In una Puglia stretta nella morsa del caldo estivo viene trovata morta Katerina, una ragazza data per scomparsa da qualche tempo. Siamo nel brindisino, a Ceglie Messapica per esattezza, dove i fiori degli ulivi cominciano a lasciare il posto alle olive, i bagnanti continuano ad affollare le spiaggette divenute di gran moda e i vicoli delle cittadine si inebriano dei profumi della cucina tipica.
Vittore Guerrieri, umbro trasferitosi in Puglia, in attesa di riprendere la sua attività di “corriere” di olio e vino in tutta Italia passa le sue giornate tra il tavolino del bar e le tavole imbandite delle case dei suoi amici più stretti.
Tra un caffè e una braciola di cavallo consumata con i suoi amici, Vittore riceve una strana offerta di lavoro: accompagnare il “caporale” di zona in Ucraina alla ricerca di Katerina, sua bracciante, scomparsa da qualche giorno; un viaggio lungo, ma soprattutto un personaggio non gradito.
Vittore é combattuto visto che Katerina é amica di Vania, la sua “quasi” ex, che fa la cameriera nel ristorante gestito proprio dalla moglie del caporale Giuseppe, persona rispettata e conosciuta del posto per la sua attività di collocamento di manodopera a basso costo nelle aziende agricole pugliesi.
Così Vittore, dopo essersi caldamente consigliato con gli amici del bar decide di non partire.
La Sua indagine quindi non va lontano da Ceglie ma resta lì tra le pietre, gli olivi e le viti di un luogo che sembra ideale sia agli occhi del lettore che a quelli del buon Vittore.
E sì, perché Vittore Guerrieri, giunto qui alla sua terza indagine ( Il volo dell’eremita e L’innocenza di Tommasina), alla fine é un buono, magari confuso dall’amore per una donna ammaliante come Lola, di sani principi e un “caporale” non può proprio aiutarlo. Scava così a fondo, fino a stravolgere ad annacquare i sapori ed i colori accesi proprio di quella Puglia, meta di vacanze estive, che diventa il teatro in cui si muovono caporali, donne sfruttate e sottomesse come schiave e utilizzate come merce di scambio.
Il tema del caporalato dello sfruttamento rompe prepotentemente la pagina riportando il lettore a guardare una realtà offuscata, nella prima parte del romanzo, dagli odori della cucina tipica, dai ricordi ancestrali legati all’ etnia di Lola, l’affascinante moglie del Caporale, tra le cui braccia ( e gambe) Vittore finisce per perdersi.

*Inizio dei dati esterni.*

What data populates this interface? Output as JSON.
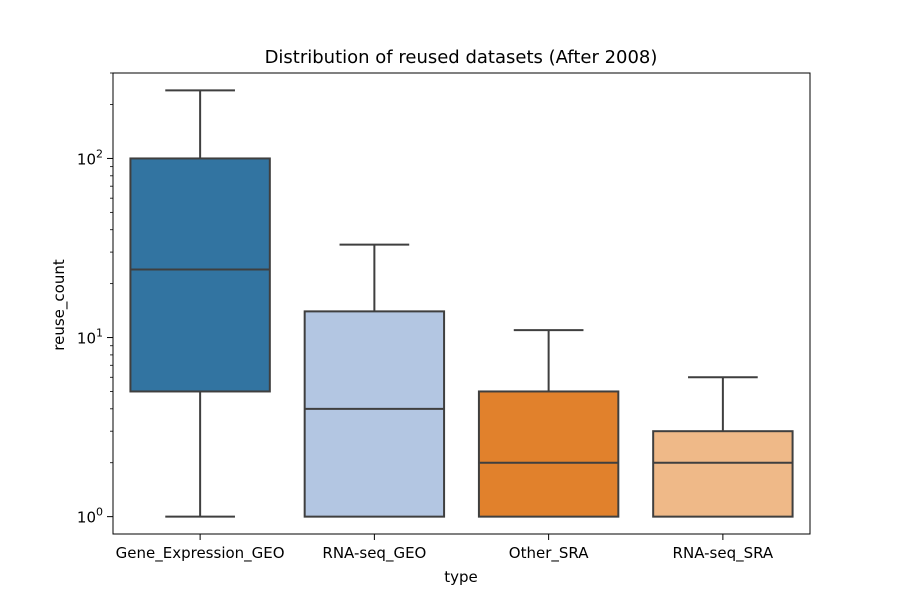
{
  "chart_data": {
    "type": "box",
    "title": "Distribution of reused datasets (After 2008)",
    "xlabel": "type",
    "ylabel": "reuse_count",
    "yscale": "log",
    "ylim": [
      0.8,
      300
    ],
    "y_ticks": [
      {
        "value": 1,
        "base": "10",
        "exp": "0"
      },
      {
        "value": 10,
        "base": "10",
        "exp": "1"
      },
      {
        "value": 100,
        "base": "10",
        "exp": "2"
      }
    ],
    "grid": false,
    "categories": [
      "Gene_Expression_GEO",
      "RNA-seq_GEO",
      "Other_SRA",
      "RNA-seq_SRA"
    ],
    "boxes": [
      {
        "category": "Gene_Expression_GEO",
        "whisker_low": 1,
        "q1": 5,
        "median": 24,
        "q3": 100,
        "whisker_high": 240,
        "color": "#3274a1"
      },
      {
        "category": "RNA-seq_GEO",
        "whisker_low": 1,
        "q1": 1,
        "median": 4,
        "q3": 14,
        "whisker_high": 33,
        "color": "#b3c6e2"
      },
      {
        "category": "Other_SRA",
        "whisker_low": 1,
        "q1": 1,
        "median": 2,
        "q3": 5,
        "whisker_high": 11,
        "color": "#e1812c"
      },
      {
        "category": "RNA-seq_SRA",
        "whisker_low": 1,
        "q1": 1,
        "median": 2,
        "q3": 3,
        "whisker_high": 6,
        "color": "#efb988"
      }
    ],
    "line_color": "#3f3f3f"
  }
}
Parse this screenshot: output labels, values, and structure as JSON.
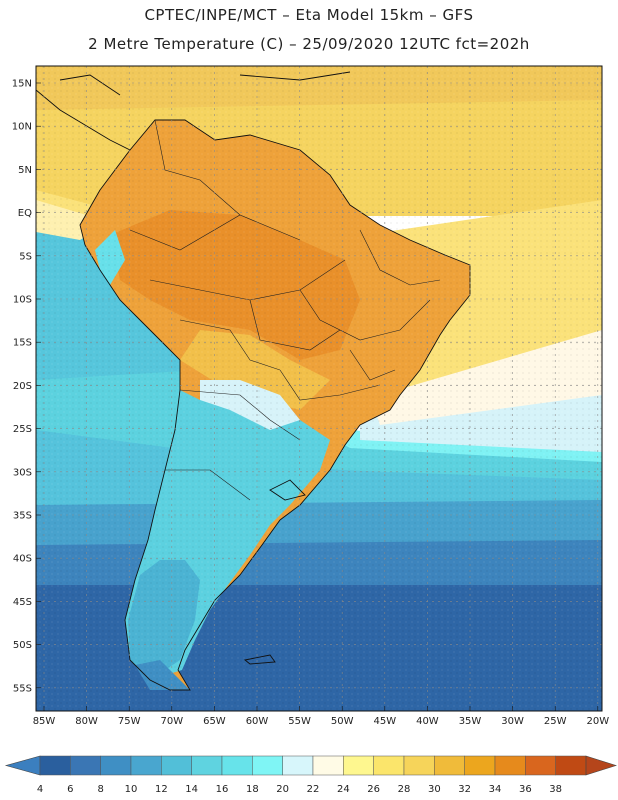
{
  "header": {
    "line1": "CPTEC/INPE/MCT –  Eta Model 15km – GFS",
    "line2": "2 Metre Temperature (C) – 25/09/2020 12UTC fct=202h"
  },
  "map": {
    "lat_labels": [
      "15N",
      "10N",
      "5N",
      "EQ",
      "5S",
      "10S",
      "15S",
      "20S",
      "25S",
      "30S",
      "35S",
      "40S",
      "45S",
      "50S",
      "55S"
    ],
    "lon_labels": [
      "85W",
      "80W",
      "75W",
      "70W",
      "65W",
      "60W",
      "55W",
      "50W",
      "45W",
      "40W",
      "35W",
      "30W",
      "25W",
      "20W"
    ],
    "extent": {
      "lon_min": -86,
      "lon_max": -19,
      "lat_min": -58,
      "lat_max": 16
    }
  },
  "legend": {
    "values": [
      "4",
      "6",
      "8",
      "10",
      "12",
      "14",
      "16",
      "18",
      "20",
      "22",
      "24",
      "26",
      "28",
      "30",
      "32",
      "34",
      "36",
      "38"
    ],
    "colors": [
      "#2a5f9e",
      "#3a76b4",
      "#3f8fc4",
      "#49a6cf",
      "#52bfd8",
      "#5fd3e0",
      "#67e3ea",
      "#7ff5f5",
      "#d7f6fb",
      "#fffbe6",
      "#fef78f",
      "#fbe56b",
      "#f6d45a",
      "#f0bb3a",
      "#eca61e",
      "#e68a1c",
      "#d9661e",
      "#c04a14"
    ],
    "left_color": "#3b7fbf",
    "right_color": "#b5451b"
  }
}
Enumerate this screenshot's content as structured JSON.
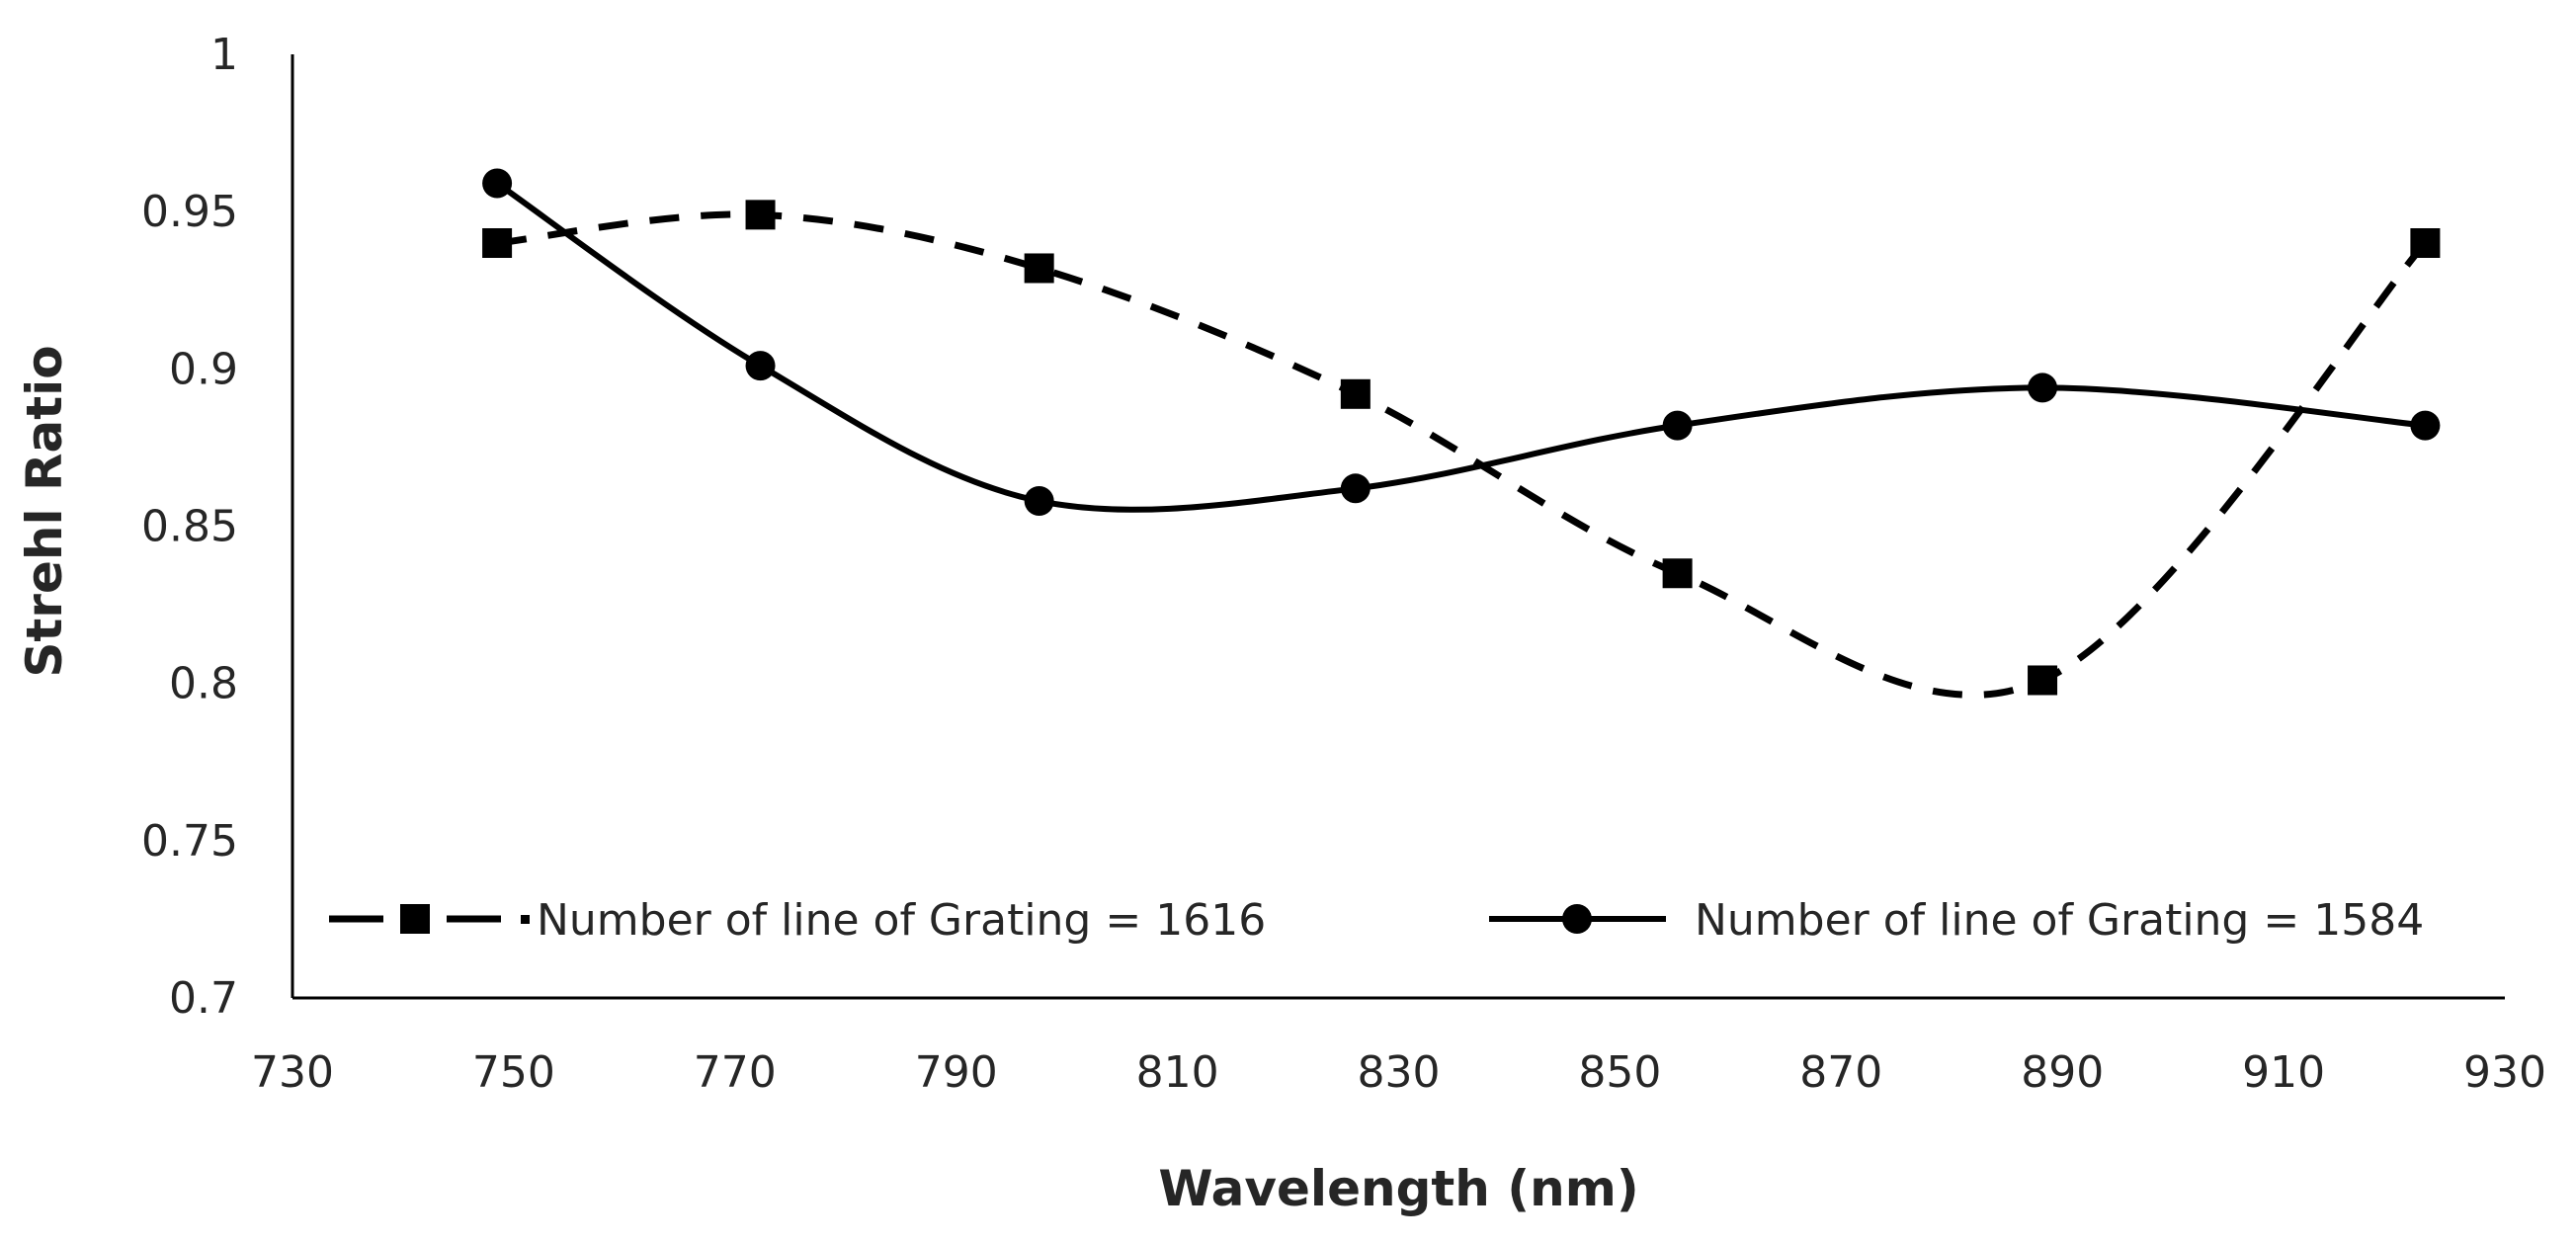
{
  "chart_data": {
    "type": "line",
    "title": "",
    "xlabel": "Wavelength (nm)",
    "ylabel": "Strehl Ratio",
    "xlim": [
      730,
      930
    ],
    "ylim": [
      0.7,
      1.0
    ],
    "x_ticks": [
      "730",
      "750",
      "770",
      "790",
      "810",
      "830",
      "850",
      "870",
      "890",
      "910",
      "930"
    ],
    "y_ticks": [
      "0.7",
      "0.75",
      "0.8",
      "0.85",
      "0.9",
      "0.95",
      "1"
    ],
    "grid": false,
    "smooth": true,
    "legend": {
      "placement": "bottom",
      "entries": [
        "Number of line of Grating = 1616",
        "Number of line of Grating = 1584"
      ]
    },
    "series": [
      {
        "name": "Number of line of Grating = 1616",
        "line_style": "dashed",
        "marker": "square",
        "color": "#000000",
        "x": [
          748.5,
          772.3,
          797.5,
          826.1,
          855.2,
          888.2,
          922.8
        ],
        "y": [
          0.94,
          0.949,
          0.932,
          0.892,
          0.835,
          0.801,
          0.94
        ]
      },
      {
        "name": "Number of line of Grating = 1584",
        "line_style": "solid",
        "marker": "circle",
        "color": "#000000",
        "x": [
          748.5,
          772.3,
          797.5,
          826.1,
          855.2,
          888.2,
          922.8
        ],
        "y": [
          0.959,
          0.901,
          0.858,
          0.862,
          0.882,
          0.894,
          0.882
        ]
      }
    ]
  }
}
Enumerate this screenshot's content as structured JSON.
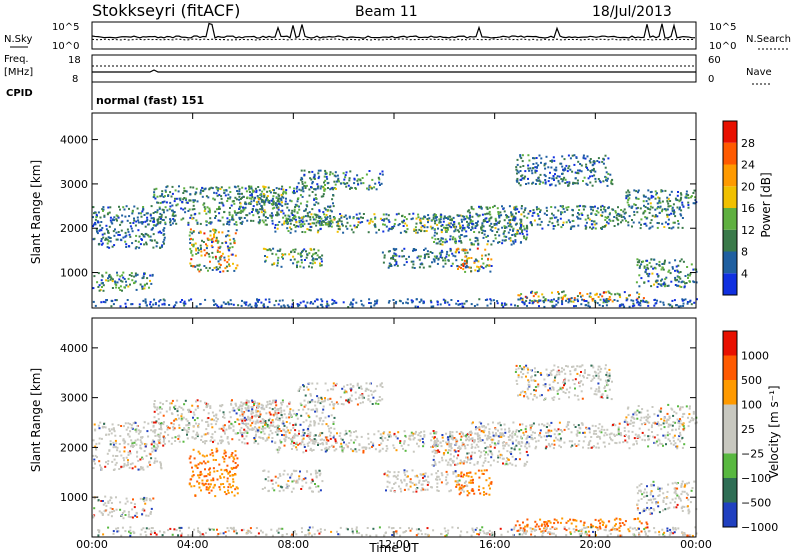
{
  "header": {
    "station": "Stokkseyri (fitACF)",
    "beam": "Beam 11",
    "date": "18/Jul/2013"
  },
  "top_panel": {
    "left_label": "N.Sky",
    "right_label": "N.Search",
    "ticks": [
      "10^5",
      "10^0"
    ]
  },
  "freq_panel": {
    "left_label_1": "Freq.",
    "left_label_2": "[MHz]",
    "left_ticks": [
      "18",
      "8"
    ],
    "right_label": "Nave",
    "right_ticks": [
      "60",
      "0"
    ],
    "cpid_label": "CPID",
    "cpid_value": "normal (fast) 151"
  },
  "colors": {
    "power": [
      "#1030e0",
      "#1f5fa0",
      "#3a7a4a",
      "#5fb040",
      "#f0c000",
      "#ff9a00",
      "#ff5a00",
      "#e81000"
    ],
    "velocity": [
      "#2040c0",
      "#2f6e55",
      "#58b840",
      "#c8c8c0",
      "#c8c8c0",
      "#ff9a00",
      "#ff5a00",
      "#e81000"
    ]
  },
  "chart_data": [
    {
      "type": "heatmap",
      "name": "power",
      "ylabel": "Slant Range [km]",
      "xlabel": "",
      "yticks": [
        "1000",
        "2000",
        "3000",
        "4000"
      ],
      "ylim": [
        200,
        4600
      ],
      "colorbar_label": "Power [dB]",
      "colorbar_ticks": [
        "4",
        "8",
        "12",
        "16",
        "20",
        "24",
        "28"
      ],
      "range": [
        0,
        32
      ]
    },
    {
      "type": "heatmap",
      "name": "velocity",
      "ylabel": "Slant Range [km]",
      "xlabel": "Time UT",
      "xticks": [
        "00:00",
        "04:00",
        "08:00",
        "12:00",
        "16:00",
        "20:00",
        "00:00"
      ],
      "yticks": [
        "1000",
        "2000",
        "3000",
        "4000"
      ],
      "ylim": [
        200,
        4600
      ],
      "colorbar_label": "Velocity [m s⁻¹]",
      "colorbar_ticks": [
        "1000",
        "500",
        "100",
        "25",
        "−25",
        "−100",
        "−500",
        "−1000"
      ]
    }
  ]
}
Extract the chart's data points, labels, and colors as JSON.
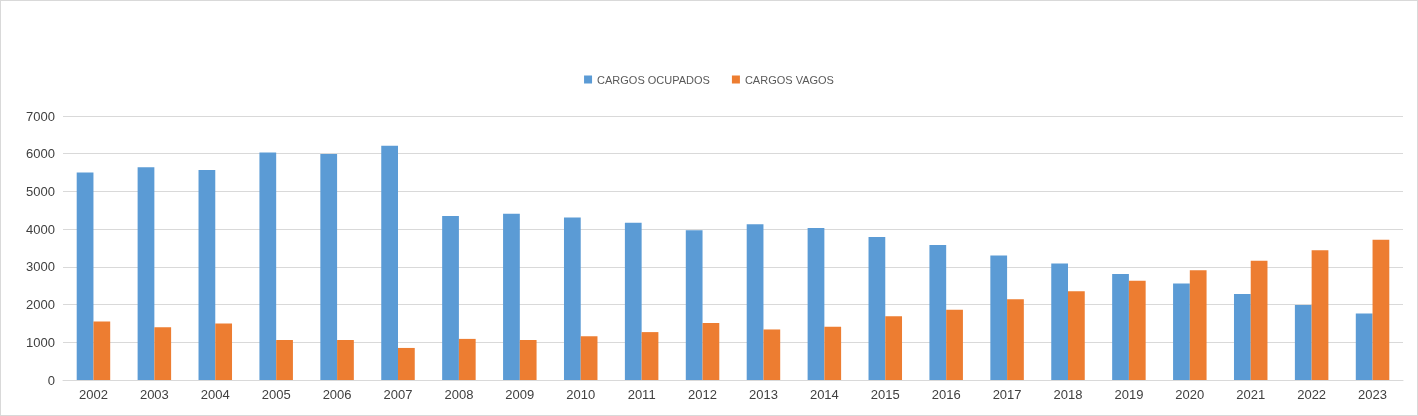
{
  "chart_data": {
    "type": "bar",
    "categories": [
      "2002",
      "2003",
      "2004",
      "2005",
      "2006",
      "2007",
      "2008",
      "2009",
      "2010",
      "2011",
      "2012",
      "2013",
      "2014",
      "2015",
      "2016",
      "2017",
      "2018",
      "2019",
      "2020",
      "2021",
      "2022",
      "2023"
    ],
    "series": [
      {
        "name": "CARGOS OCUPADOS",
        "color": "#5b9bd5",
        "values": [
          5500,
          5640,
          5570,
          6030,
          5990,
          6210,
          4350,
          4410,
          4310,
          4170,
          3970,
          4130,
          4030,
          3790,
          3580,
          3300,
          3090,
          2810,
          2560,
          2280,
          1990,
          1760
        ]
      },
      {
        "name": "CARGOS VAGOS",
        "color": "#ed7d31",
        "values": [
          1550,
          1400,
          1500,
          1060,
          1060,
          850,
          1090,
          1060,
          1160,
          1270,
          1510,
          1340,
          1410,
          1690,
          1860,
          2140,
          2350,
          2630,
          2910,
          3160,
          3440,
          3720
        ]
      }
    ],
    "ylim": [
      0,
      7000
    ],
    "yticks": [
      0,
      1000,
      2000,
      3000,
      4000,
      5000,
      6000,
      7000
    ],
    "grid": "y",
    "legend": "top"
  }
}
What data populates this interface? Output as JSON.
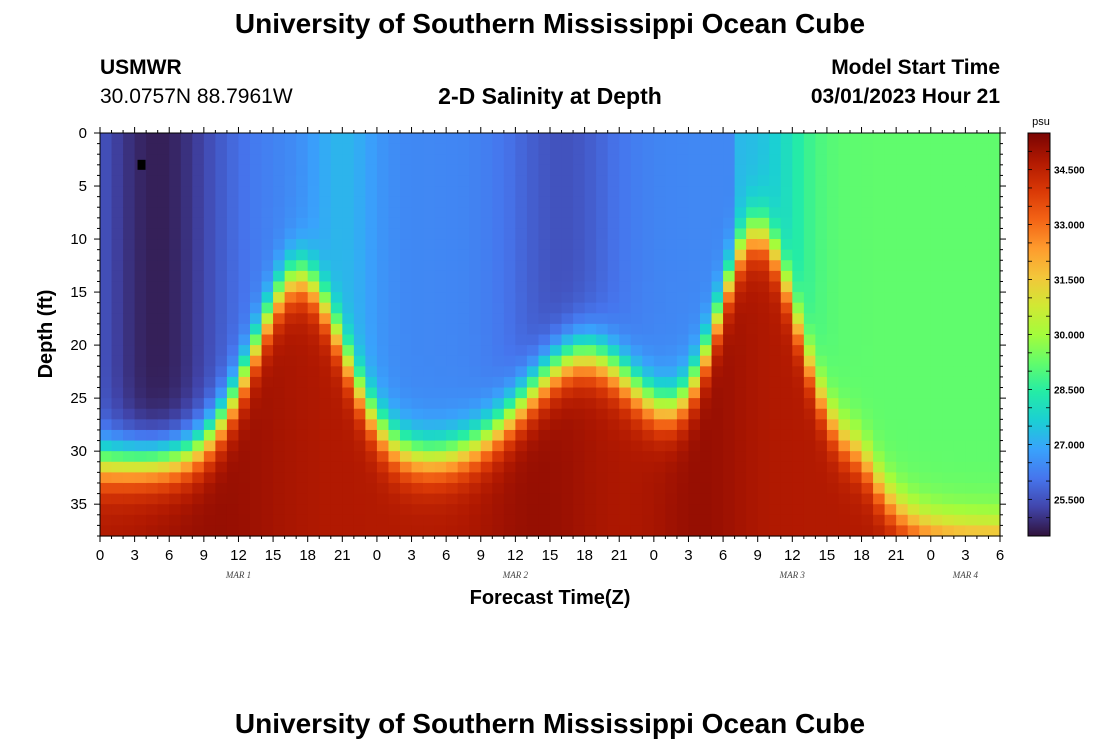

Ma la realtà é ben altra cosa è la verità spesso é scomoda.
E così Vittore, per far luce sulla scomparsa di Katerina si affida ai suoi amici, tanto diversi quanto portatori di bagliori di veritá. Ecco allora il Professore, amico intellettuale da bar o il maresciallo Tamurri che, tra un fritto e l’ altro, ascolta le testimonianze di Vittore e, infine, il sarcastico Mario che con la sua “ saggezza popolare”, attraverso il colorito dialetto locale ( debitamente tradotto) mette Vittore in guardia dai pericoli sentimentali e non , che la sua personale indagine può procurargli.
In un momento in cui il tema del caporalato e dello sfruttamento nei campi, piaga storica del bel paese, sembra tornato all’attenzione dell’opinione pubblica, Caterina Emili ne parla delicatamente incastrando il tema in un quadro delicato, in uno sfondo pieno di colori vivi che però, nello scorrere delle pagine, é lentamente sopraffatto dal grigiore della parte più feroce di una terra che, per lo stesso protagonista, sembra da favola.
Da buona giornalista la Emili racconta in maniera dettagliata la vita dei braccianti nei campi, il meccanismo del caporalato, il funzionamento ben oliato, nel corso degli anni, di questa fiorente attività illegale davanti a cui Vittore non vuole rassegnarsi proprio come un guerriero (sarà mica un caso che il suo cognome sia Guerrieri) pieno di sani principi che ha come unica debolezza quella per le donne.